Ex-editor arrested in hacking scandal

Coulson, former Rupert Murdoch employee, lied under oath, Scottish police say

— Andy Coulson, a former tabloid editor in Rupert Murdoch’s media empire and later director of communications for Prime Minister David Cameron, was arrested by the Scottish police Wednesday and charged with lying under oath about whether he knew phone hacking was going on at the newspaper he edited, News of the World.

Coulson, 44, is the second high-profile former Murdoch employee to be criminally charged in the hacking scandal, joining Rebekah Brooks, a top Murdoch lieutenant who was arrested in England this month on charges of obstructing justice.

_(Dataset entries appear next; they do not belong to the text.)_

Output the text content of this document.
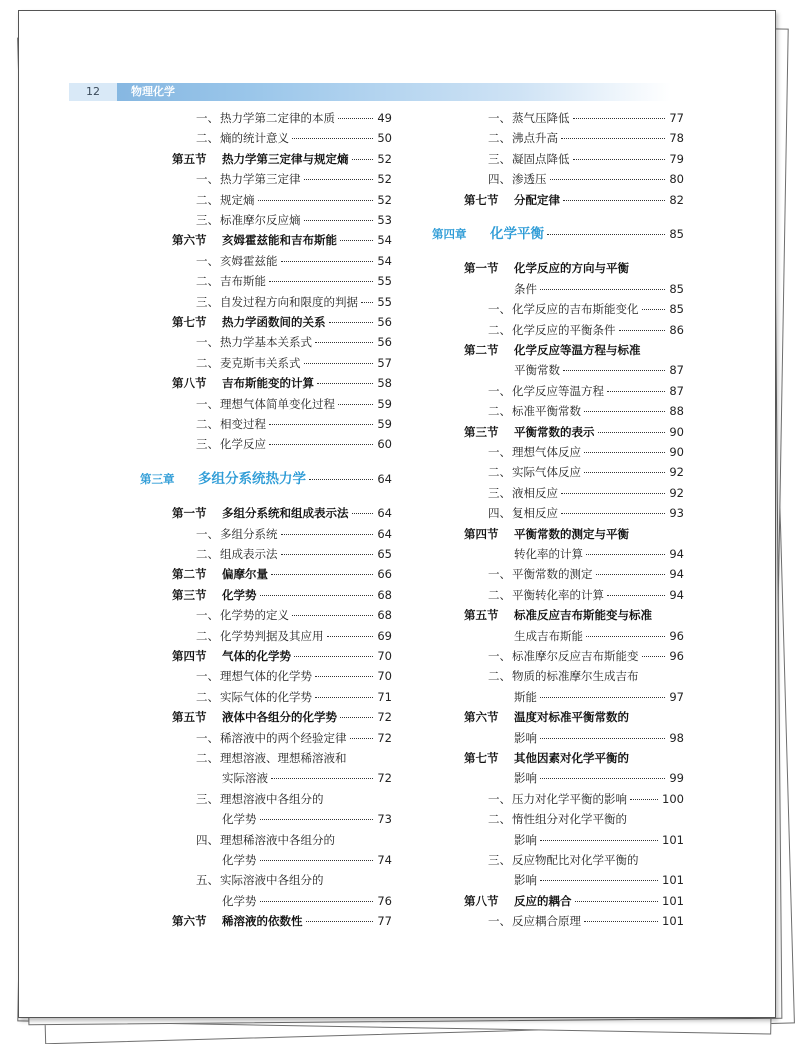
12	物理化学
一、 热力学第二定律的本质	49
二、 熵的统计意义	50
第五节 热力学第三定律与规定熵	52
一、 热力学第三定律	52
二、 规定熵	52
三、 标准摩尔反应熵	53
第六节 亥姆霍兹能和吉布斯能	54
一、 亥姆霍兹能	54
二、 吉布斯能	55
三、 自发过程方向和限度的判据 55
第七节 热力学函数间的关系	56
一、 热力学基本关系式	56
二、 麦克斯韦关系式	57
第八节 吉布斯能变的计算	58
一、 理想气体简单变化过程	59
二、 相变过程	59
三、 化学反应	60
第三章 多组分系统热力学	64
第一节 多组分系统和组成表示法	64
一、 多组分系统	64
二、 组成表示法	65
第二节 偏摩尔量	66
第三节 化学势	68
一、 化学势的定义	68
二、 化学势判据及其应用	69
第四节 气体的化学势	70
一、 理想气体的化学势	70
二、 实际气体的化学势	71
第五节 液体中各组分的化学势	72
一、 稀溶液中的两个经验定律	72
二、 理想溶液、理想稀溶液和
实际溶液	72
三、 理想溶液中各组分的
化学势	73
四、 理想稀溶液中各组分的
化学势	74
五、 实际溶液中各组分的
化学势	76
第六节 稀溶液的依数性	77
一、 蒸气压降低	77
二、 沸点升高	78
三、 凝固点降低	79
四、 渗透压	80
第七节 分配定律	82
第四章 化学平衡	85
第一节 化学反应的方向与平衡
条件	85
一、 化学反应的吉布斯能变化	85
二、 化学反应的平衡条件	86
第二节 化学反应等温方程与标准
平衡常数	87
一、 化学反应等温方程	87
二、 标准平衡常数	88
第三节 平衡常数的表示	90
一、 理想气体反应	90
二、 实际气体反应	92
三、 液相反应	92
四、 复相反应	93
第四节 平衡常数的测定与平衡
转化率的计算	94
一、 平衡常数的测定	94
二、 平衡转化率的计算	94
第五节 标准反应吉布斯能变与标准
生成吉布斯能	96
一、 标准摩尔反应吉布斯能变	96
二、 物质的标准摩尔生成吉布
斯能	97
第六节 温度对标准平衡常数的
影响	98
第七节 其他因素对化学平衡的
影响	99
一、 压力对化学平衡的影响	100
二、 惰性组分对化学平衡的
影响	101
三、 反应物配比对化学平衡的
影响	101
第八节 反应的耦合	101
一、 反应耦合原理	101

According to British news reports, Coulson was detained at his house in Dulwich, South London, at 6:30 a.m. Wednesday, and then driven - escorted by seven Scottish police officers - to a police station in Glasgow. He was questioned throughout the day and formally charged shortly before 10 p.m.

Murdoch closed News of the World last summer amid a scandal over unsavory and illicit reporting practices that has reverberated through Britain’s political, law enforcement and media establishments.

After years of denying that phone hacking went on at News of the World, News International, the British newspaper arm of Murdoch’s media empire, finally acknowledged that the practice was widespread and has paid millions of dollars to settle dozens of civil cases brought by hacking victims.

The charge against Coulson stems from a case heard at Scottish High Court in Glasgow in 2010 that involved a Scottish politician charged with having committed perjury in testimony at an earlier libel trial. Defending himself against the perjury charge, the politician, Tommy Sheridan, claimed that News of the World had illegally intercepted voice mail messages from his cellphone account.

Coulson was called as a witness in that case. He was presented with records showing that Sheridan’s name, phone number and telephone PIN code were written in a notebook belonging to Glenn Mulcaire, a private investigator who worked extensively for News of the World and who pleaded guilty in 2007 to hacking voice mail messages on the paper’s behalf.

Coulson expressed surprise. “I’m saying that I had absolutely no knowledge of it,” he said on the stand, speaking of Sheridan’s assertion that Mulcaire had hacked his phone. “I certainly didn’t instruct anyone to do anything at the time, or anything else that was untoward.”

Coulson also denied that he had condoned or even known about phone hacking or other illegal reporting techniques while he was editor of News of the World.

“I don’t accept there was a culture of phone hacking at News of the World,” he testified.

After Mulcaire pleaded guilty to phone hacking - along with the paper’s royal correspondent, Clive Goodman - Coulson resigned as editor, saying he had to take ultimate responsibility for what happened. But he maintained that Goodman was a “rogue reporter” and that phone hacking at the paper had not extended beyond him.

He repeated that claim while testifying at the 2010 trial.

“There was a very unfortunate, to put it mildly, case involving Clive Goodman,” Coulson told the court.

Coulson’s testimony was consistent with other comments he has made, including in the House of Commons, about phone hacking, always denying he knew about it.

But lying to Parliament and committing perjury in court are two different things. Sheridan, who was ultimately convicted in his own perjury case, was sentenced to three years in prison, and served one year before being released.

After he left News of the World, Coulson was hired to be the Conservative Party’s chief of communications by Cameron, who said he believed that Coulson was telling the truth about phone hacking and who stood by him even as it became increasingly clear that the practice had been endemic at News of the World.

Coulson followed the victorious Conservative Party to Downing Street after the 2010 election, but resigned from his government post in January 2011, saying the growing hacking scandal was distracting him.

Last July, he was arrested and questioned by the police in England on suspicion of phone hacking and of illegally paying officials for information. He has not yet heard whether he will be charged with those crimes; England and Scotland have different criminal justice systems, and arrests in England do not necessarily lead to formal charges.